Neurological Toxicity: Advise patients to refrain from driving and engaging in hazardous occupations or activities until neurological toxicity resolves. Optimize hydration status and concomitant medications to avoid dizziness or mental status changes.
Embryo‐Fetal Toxicity: Can cause fetal harm. Advise females of reproductive potential and males with a female partner of reproductive potential, of the potential risk to a fetus and use of effective contraception.
Cataract: Cataracts may develop or progress. Treatment of cataracts usually requires surgical removal of the cataract.
Adverse Reactions
The most common adverse reactions (≥20%) in patients with multiple myeloma who receive XVd are fatigue, nausea, decreased appetite, diarrhea, peripheral neuropathy, upper respiratory tract infection, decreased weight, cataract and vomiting. Grade 3‐4 laboratory abnormalities (≥10%) are thrombocytopenia, lymphopenia, hypophosphatemia, anemia, hyponatremia and neutropenia. In the BOSTON trial, fatal adverse reactions occurred in 6% of patients within 30 days of last treatment. Serious adverse reactions occurred in 52% of patients. Treatment discontinuation rate due to adverse reactions was 19%.

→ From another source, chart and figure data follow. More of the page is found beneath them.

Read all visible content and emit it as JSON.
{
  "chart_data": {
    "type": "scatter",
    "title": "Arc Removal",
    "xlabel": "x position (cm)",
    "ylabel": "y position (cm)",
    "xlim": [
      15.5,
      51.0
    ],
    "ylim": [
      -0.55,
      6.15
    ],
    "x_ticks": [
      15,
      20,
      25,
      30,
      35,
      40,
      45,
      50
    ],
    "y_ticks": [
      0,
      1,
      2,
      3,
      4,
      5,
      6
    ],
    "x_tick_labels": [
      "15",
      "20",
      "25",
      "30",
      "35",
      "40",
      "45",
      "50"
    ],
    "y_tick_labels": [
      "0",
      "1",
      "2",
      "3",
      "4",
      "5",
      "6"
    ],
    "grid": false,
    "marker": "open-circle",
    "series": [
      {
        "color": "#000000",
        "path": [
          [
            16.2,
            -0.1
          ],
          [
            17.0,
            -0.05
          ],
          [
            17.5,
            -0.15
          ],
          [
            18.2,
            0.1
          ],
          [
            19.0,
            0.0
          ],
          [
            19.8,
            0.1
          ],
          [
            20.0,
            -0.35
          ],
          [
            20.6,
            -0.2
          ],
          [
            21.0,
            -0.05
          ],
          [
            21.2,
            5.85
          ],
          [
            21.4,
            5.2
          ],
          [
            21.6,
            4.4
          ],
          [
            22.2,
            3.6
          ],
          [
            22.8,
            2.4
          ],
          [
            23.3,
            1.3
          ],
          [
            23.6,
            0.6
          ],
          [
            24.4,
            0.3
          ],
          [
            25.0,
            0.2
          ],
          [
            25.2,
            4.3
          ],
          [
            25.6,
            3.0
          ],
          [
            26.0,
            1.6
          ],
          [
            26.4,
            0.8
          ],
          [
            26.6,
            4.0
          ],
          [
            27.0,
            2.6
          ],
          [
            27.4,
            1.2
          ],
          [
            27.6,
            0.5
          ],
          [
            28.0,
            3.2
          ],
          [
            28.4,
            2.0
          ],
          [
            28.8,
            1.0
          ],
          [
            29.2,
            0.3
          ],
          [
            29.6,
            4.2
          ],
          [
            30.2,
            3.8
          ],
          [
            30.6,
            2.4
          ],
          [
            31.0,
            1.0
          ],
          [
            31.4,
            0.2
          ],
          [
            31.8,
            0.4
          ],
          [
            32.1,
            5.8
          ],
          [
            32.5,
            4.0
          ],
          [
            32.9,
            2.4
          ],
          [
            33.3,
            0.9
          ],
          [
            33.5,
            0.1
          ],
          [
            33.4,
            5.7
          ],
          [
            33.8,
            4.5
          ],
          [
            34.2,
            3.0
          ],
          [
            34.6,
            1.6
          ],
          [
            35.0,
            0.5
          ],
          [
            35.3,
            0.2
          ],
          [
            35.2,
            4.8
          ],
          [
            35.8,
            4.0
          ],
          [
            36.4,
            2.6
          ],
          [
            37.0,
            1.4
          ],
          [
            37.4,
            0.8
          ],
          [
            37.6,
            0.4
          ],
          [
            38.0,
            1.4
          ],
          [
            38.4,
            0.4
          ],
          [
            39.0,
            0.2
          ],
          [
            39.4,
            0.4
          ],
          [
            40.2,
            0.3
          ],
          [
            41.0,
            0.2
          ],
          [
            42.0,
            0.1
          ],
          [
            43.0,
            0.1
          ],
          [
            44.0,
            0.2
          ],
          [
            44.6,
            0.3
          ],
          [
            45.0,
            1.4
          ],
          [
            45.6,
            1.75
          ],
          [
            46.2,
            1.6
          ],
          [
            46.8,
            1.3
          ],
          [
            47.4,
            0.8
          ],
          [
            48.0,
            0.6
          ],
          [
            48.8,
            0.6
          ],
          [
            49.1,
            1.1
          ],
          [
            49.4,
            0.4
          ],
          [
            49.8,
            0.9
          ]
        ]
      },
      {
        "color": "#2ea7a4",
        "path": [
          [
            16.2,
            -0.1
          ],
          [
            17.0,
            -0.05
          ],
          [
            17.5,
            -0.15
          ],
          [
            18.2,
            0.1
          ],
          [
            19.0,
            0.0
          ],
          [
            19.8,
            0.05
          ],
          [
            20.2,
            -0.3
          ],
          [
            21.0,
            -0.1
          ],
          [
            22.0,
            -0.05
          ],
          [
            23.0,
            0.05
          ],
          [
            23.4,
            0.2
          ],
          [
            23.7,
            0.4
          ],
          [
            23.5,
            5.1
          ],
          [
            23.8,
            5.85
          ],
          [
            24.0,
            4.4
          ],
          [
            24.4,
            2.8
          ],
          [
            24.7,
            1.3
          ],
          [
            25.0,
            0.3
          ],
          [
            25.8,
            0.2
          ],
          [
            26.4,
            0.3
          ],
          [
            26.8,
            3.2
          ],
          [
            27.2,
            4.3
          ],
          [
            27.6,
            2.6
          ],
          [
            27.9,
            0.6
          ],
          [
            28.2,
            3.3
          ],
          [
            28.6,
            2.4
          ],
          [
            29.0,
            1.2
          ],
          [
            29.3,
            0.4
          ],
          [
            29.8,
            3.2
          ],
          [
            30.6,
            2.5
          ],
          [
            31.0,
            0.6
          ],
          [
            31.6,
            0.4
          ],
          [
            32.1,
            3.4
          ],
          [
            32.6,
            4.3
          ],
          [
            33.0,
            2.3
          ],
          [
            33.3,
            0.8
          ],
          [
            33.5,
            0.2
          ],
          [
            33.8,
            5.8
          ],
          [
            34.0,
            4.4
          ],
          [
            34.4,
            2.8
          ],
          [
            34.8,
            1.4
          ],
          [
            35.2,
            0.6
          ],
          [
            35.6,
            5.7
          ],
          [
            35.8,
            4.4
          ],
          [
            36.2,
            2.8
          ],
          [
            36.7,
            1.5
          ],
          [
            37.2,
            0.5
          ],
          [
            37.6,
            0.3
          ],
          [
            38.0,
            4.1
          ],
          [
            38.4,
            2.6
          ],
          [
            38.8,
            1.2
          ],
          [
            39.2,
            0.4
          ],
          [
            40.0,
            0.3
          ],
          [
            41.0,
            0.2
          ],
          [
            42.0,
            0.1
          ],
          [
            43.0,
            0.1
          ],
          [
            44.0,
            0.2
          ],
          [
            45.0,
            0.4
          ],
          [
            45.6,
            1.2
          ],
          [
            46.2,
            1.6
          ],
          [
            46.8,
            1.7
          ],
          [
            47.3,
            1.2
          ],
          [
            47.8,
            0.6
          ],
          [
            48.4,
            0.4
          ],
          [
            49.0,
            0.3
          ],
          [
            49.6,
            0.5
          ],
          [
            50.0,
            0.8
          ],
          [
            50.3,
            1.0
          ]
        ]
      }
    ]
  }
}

The most common adverse reactions (≥20%) in patients with multiple myeloma who receive Xd are thrombocytopenia, fatigue, nausea, anemia, decreased appetite, decreased weight, diarrhea, vomiting, hyponatremia, neutropenia, leukopenia, constipation, dyspnea and upper respiratory tract infection. In the STORM trial, fatal adverse reactions occurred in 9% of patients. Serious adverse reactions occurred in 58% of patients. Treatment discontinuation rate due to adverse reactions was 27%.
The most common adverse reactions (incidence ≥20%) in patients with DLBCL, excluding laboratory abnormalities, are fatigue, nausea, diarrhea, appetite decrease, weight decrease, constipation, vomiting, and pyrexia. Grade 3‐4 laboratory abnormalities (≥15%) are thrombocytopenia, lymphopenia, neutropenia, anemia, and hyponatremia. In the SADAL trial, fatal adverse reactions occurred in 3.7% of patients within 30 days, and 5% of patients within 60 days of last treatment; the most frequent fatal adverse reactions was infection (4.5% of patients). Serious adverse reactions occurred in 46% of patients; the most frequent serious adverse reaction was infection (21% of patients). Discontinuation due to adverse reactions occurred in 17% of patients.
Use In Specific Populations
Lactation: Advise not to breastfeed.